CIDADES SEM NOME
Fernanda Câncio

Qualquer coisa de abandono nas ruas, nos montes de terra esquecidos, nas obras de há muitos ou poucos anos, nas quintas que fazem fronteira à espera de loteamento, na paragem de autocarro onde alguém se resigna há quarenta minutos, no ar quieto, dormente. Qualquer coisa de melancólico nos comércios, na boutique das novidades, no minimercado que vende de tudo, no infantário de janelas mickey. Qualquer coisa de desespero na distância daqui para fora. Qualquer coisa de nada na estrada que aqui passa a três ou quatro setas de uma cril ou uma crel, a duas ou três paragens de autocarro de uma estação de comboios, a uma ou duas horas dos empregos, dos escritórios, das escolas, das fábricas, dos cinemas, dos bares, das lojas, dos museus, dos hipermercados. Do mundo?

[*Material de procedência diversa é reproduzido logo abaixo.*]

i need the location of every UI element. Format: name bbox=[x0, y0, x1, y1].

(...) Esses espaços que só se definem na sua distância a um qualquer centro existirão mesmo? E que centro será esse? Por fim, ou por princípio, como identificar o que não tem identidade, aquilo que faz identidade de não a ter?
(...)
Talvez sejamos todos suburbanos. Mas uns, como no ditado orweliano, são mais que os outros.